The FMF recommends that the DTPS should:
- Scrap the Wireless Open-Access Network (WOAN) model. It is untried, unproven, unworkable. SA will be a guinea pig.
- Remove the attempt to centralise power in the hands of the minister. Where appropriate, give the authority to ICASA.
- Scrap most of the state’s control over commercially-used spectrum and instead empower the minister to control the use of spectrum across government. Tweak similar provisions in the current Act.
- Make spectrum freely tradable.
- Remove the obligation of service providers to allow other service providers to access their infrastructure i.e. remove wholesale open access from the Amendment Bill and similar provisions in the current Act. It is already happening.
- Replace the objective which seeks to regulate the sector in line with the White Paper, with “in the public interest”. This undermines the Rule of Law as the White Paper is not law but ministerial policy.
- Replace the objective “to address barriers to market access in the sector” with “address the legislative and regulatory barriers to market entry”. The law should not be used to justify further interventions by government in the free market.
- Remove the notion of promoting “service-based competition” and remove the provisions empowering government to regulate the “concentration and duplication” of infrastructure in urban areas. Infrastructure competition is a legitimate business practice that has enabled SA’s advanced network infrastructure.

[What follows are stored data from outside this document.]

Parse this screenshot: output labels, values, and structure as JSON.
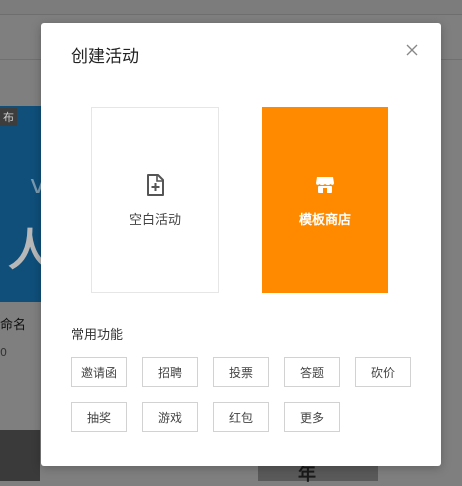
{
  "background": {
    "card_tag": "布",
    "card_name": "命名",
    "card_count": "0",
    "card_char": "人",
    "bottom_char": "年"
  },
  "modal": {
    "title": "创建活动",
    "close_icon": "close-icon",
    "options": [
      {
        "label": "空白活动",
        "icon": "file-plus-icon"
      },
      {
        "label": "模板商店",
        "icon": "store-icon"
      }
    ],
    "features_title": "常用功能",
    "features": [
      "邀请函",
      "招聘",
      "投票",
      "答题",
      "砍价",
      "抽奖",
      "游戏",
      "红包",
      "更多"
    ]
  },
  "colors": {
    "accent": "#ff8a00",
    "overlay": "#7f7f7f",
    "card_border": "#e6e6e6",
    "button_border": "#d2d2d2"
  }
}
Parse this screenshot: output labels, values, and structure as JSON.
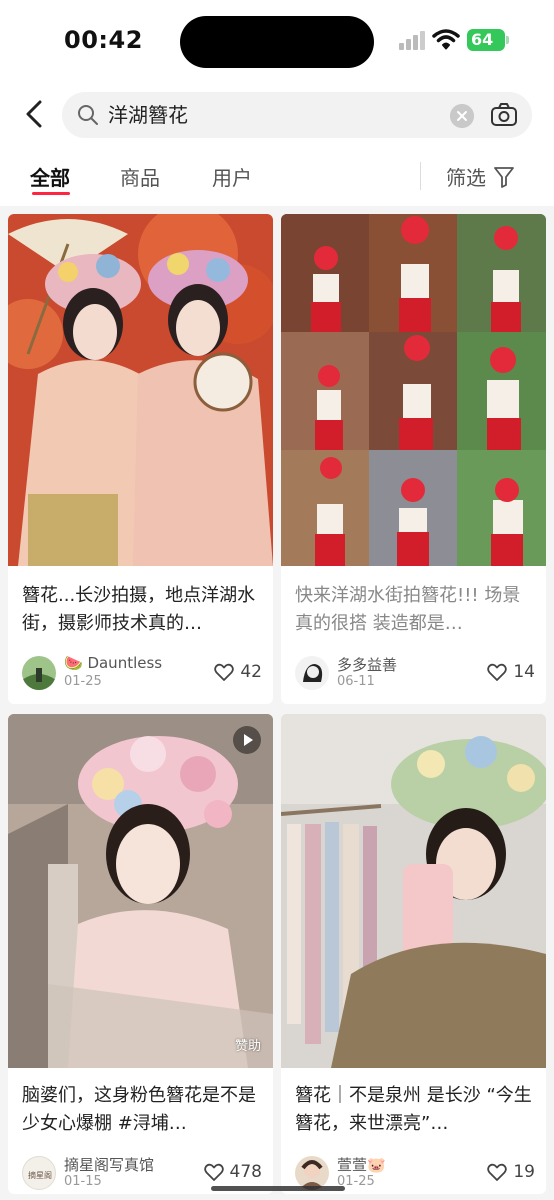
{
  "status_bar": {
    "time": "00:42",
    "battery": "64"
  },
  "search": {
    "query": "洋湖簪花"
  },
  "tabs": [
    {
      "label": "全部"
    },
    {
      "label": "商品"
    },
    {
      "label": "用户"
    }
  ],
  "filter": {
    "label": "筛选"
  },
  "cards": [
    {
      "title": "簪花...长沙拍摄，地点洋湖水街，摄影师技术真的…",
      "author": "🍉 Dauntless",
      "date": "01-25",
      "likes": "42"
    },
    {
      "title": "快来洋湖水街拍簪花!!! 场景真的很搭 装造都是…",
      "author": "多多益善",
      "date": "06-11",
      "likes": "14"
    },
    {
      "title": "脑婆们，这身粉色簪花是不是少女心爆棚 #浔埔…",
      "author": "摘星阁写真馆",
      "date": "01-15",
      "likes": "478",
      "sponsor": "赞助",
      "avatar_text": "摘星阁"
    },
    {
      "title": "簪花｜不是泉州 是长沙 “今生簪花，来世漂亮”…",
      "author": "萱萱🐷",
      "date": "01-25",
      "likes": "19"
    }
  ],
  "colors": {
    "accent": "#ff2442",
    "battery": "#34c759"
  },
  "icons": [
    "back-arrow-icon",
    "search-icon",
    "clear-icon",
    "camera-icon",
    "filter-icon",
    "heart-icon",
    "play-icon",
    "wifi-icon",
    "signal-icon"
  ]
}
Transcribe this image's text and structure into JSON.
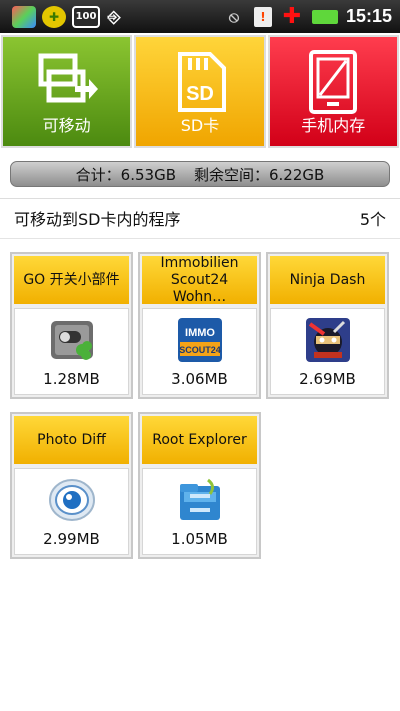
{
  "status_bar": {
    "time": "15:15",
    "left_icons": [
      "app-icon",
      "gear-icon",
      "battery-100-icon",
      "usb-icon"
    ],
    "right_icons": [
      "no-alarm-icon",
      "warning-icon",
      "red-cross-icon",
      "battery-icon"
    ],
    "battery_label": "100"
  },
  "tabs": [
    {
      "label": "可移动",
      "icon": "phone-to-card-icon",
      "color": "#6aa620"
    },
    {
      "label": "SD卡",
      "icon": "sd-card-icon",
      "color": "#f5bd16"
    },
    {
      "label": "手机内存",
      "icon": "phone-memory-icon",
      "color": "#e6081f"
    }
  ],
  "summary": {
    "total": "合计：6.53GB",
    "free": "剩余空间：6.22GB"
  },
  "movable": {
    "label": "可移动到SD卡内的程序",
    "count": "5个"
  },
  "apps": [
    {
      "name": "GO 开关小部件",
      "size": "1.28MB",
      "icon": "go-switch-widget-icon"
    },
    {
      "name": "Immobilien Scout24 Wohn…",
      "size": "3.06MB",
      "icon": "immoscout24-icon",
      "icon_text_top": "IMMO",
      "icon_text_bottom": "SCOUT24"
    },
    {
      "name": "Ninja Dash",
      "size": "2.69MB",
      "icon": "ninja-dash-icon"
    },
    {
      "name": "Photo Diff",
      "size": "2.99MB",
      "icon": "photo-diff-icon"
    },
    {
      "name": "Root Explorer",
      "size": "1.05MB",
      "icon": "root-explorer-icon"
    }
  ]
}
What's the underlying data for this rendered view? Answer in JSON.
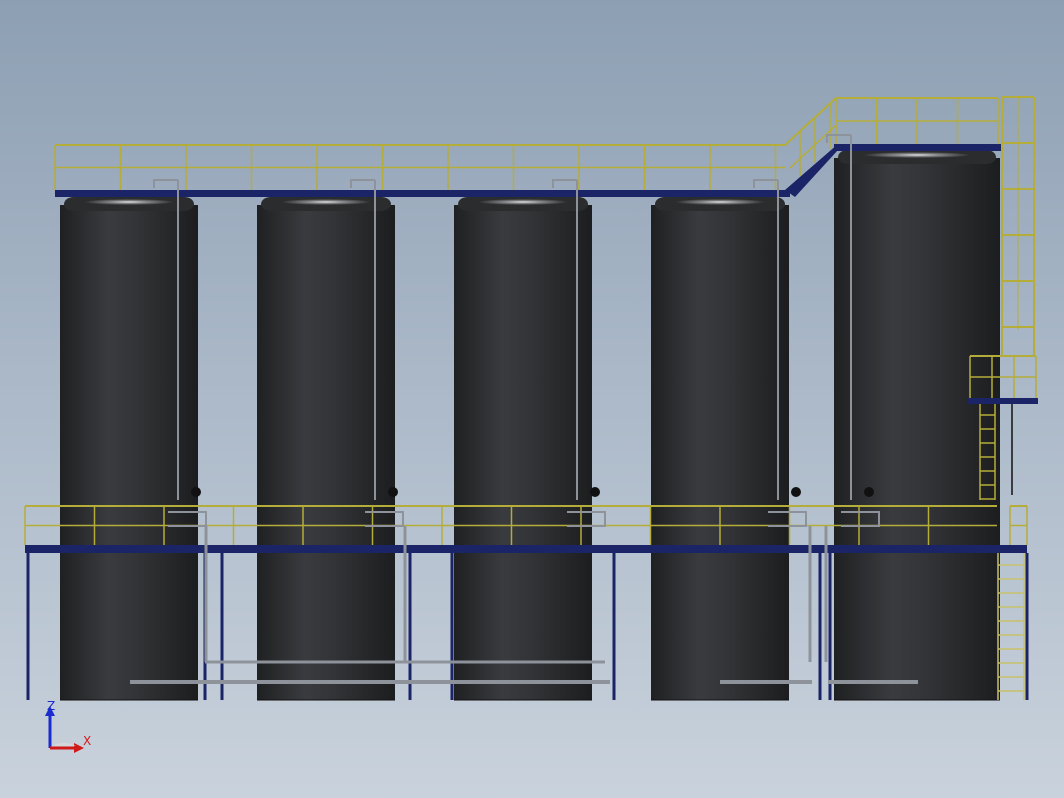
{
  "colors": {
    "background_top": "#8d9fb3",
    "background_bottom": "#c9d2dc",
    "tank_body": "#2b2c2e",
    "tank_highlight": "#4a4c50",
    "railing": "#b5ad3a",
    "platform": "#1a2466",
    "pipe": "#8e939b",
    "axis_z": "#1a2bd0",
    "axis_x": "#d01a1a",
    "axis_y_plane": "#d8d8d8"
  },
  "triad": {
    "z_label": "Z",
    "x_label": "X"
  }
}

- Remove the objective of “redressing” market dominance and control – this is ambiguous and economically suspect.
- Scrap clauses relating to competition in the Bill and the Act. The Competition Act is the law that regulates ICT competition. Overlapping laws are contrary to the Rule of Law.
- Remove references to the BBBEE ICT Sector Code and to the National Radio Frequency Plan. Both are executive law-making and thus contrary to the spirit of the Rule of Law.
- Remove the right of government and/or service providers to enter private property without the owner’s consent and limit it to public property only.
- Remove the obligation of new property developments to provide facilities for electronic communications infrastructure. Leave this to market demand.
- Remove the superfluous prohibition on refusing entry during “emergency situations”. Real emergencies are covered by the common law doctrine of necessity.
- Scrap most of the SADC roaming requirements. Networks should provide users with adequate information regarding available services, costs and user permission required.
- Scrap the requirement that end user charters can prescribe “standards of service … and other matters of concern … that end users and subscribers can expect”. This arbitrarily empowers regulators to prescribe ‘standards’ for virtually anything and is contrary to the Rule of Law.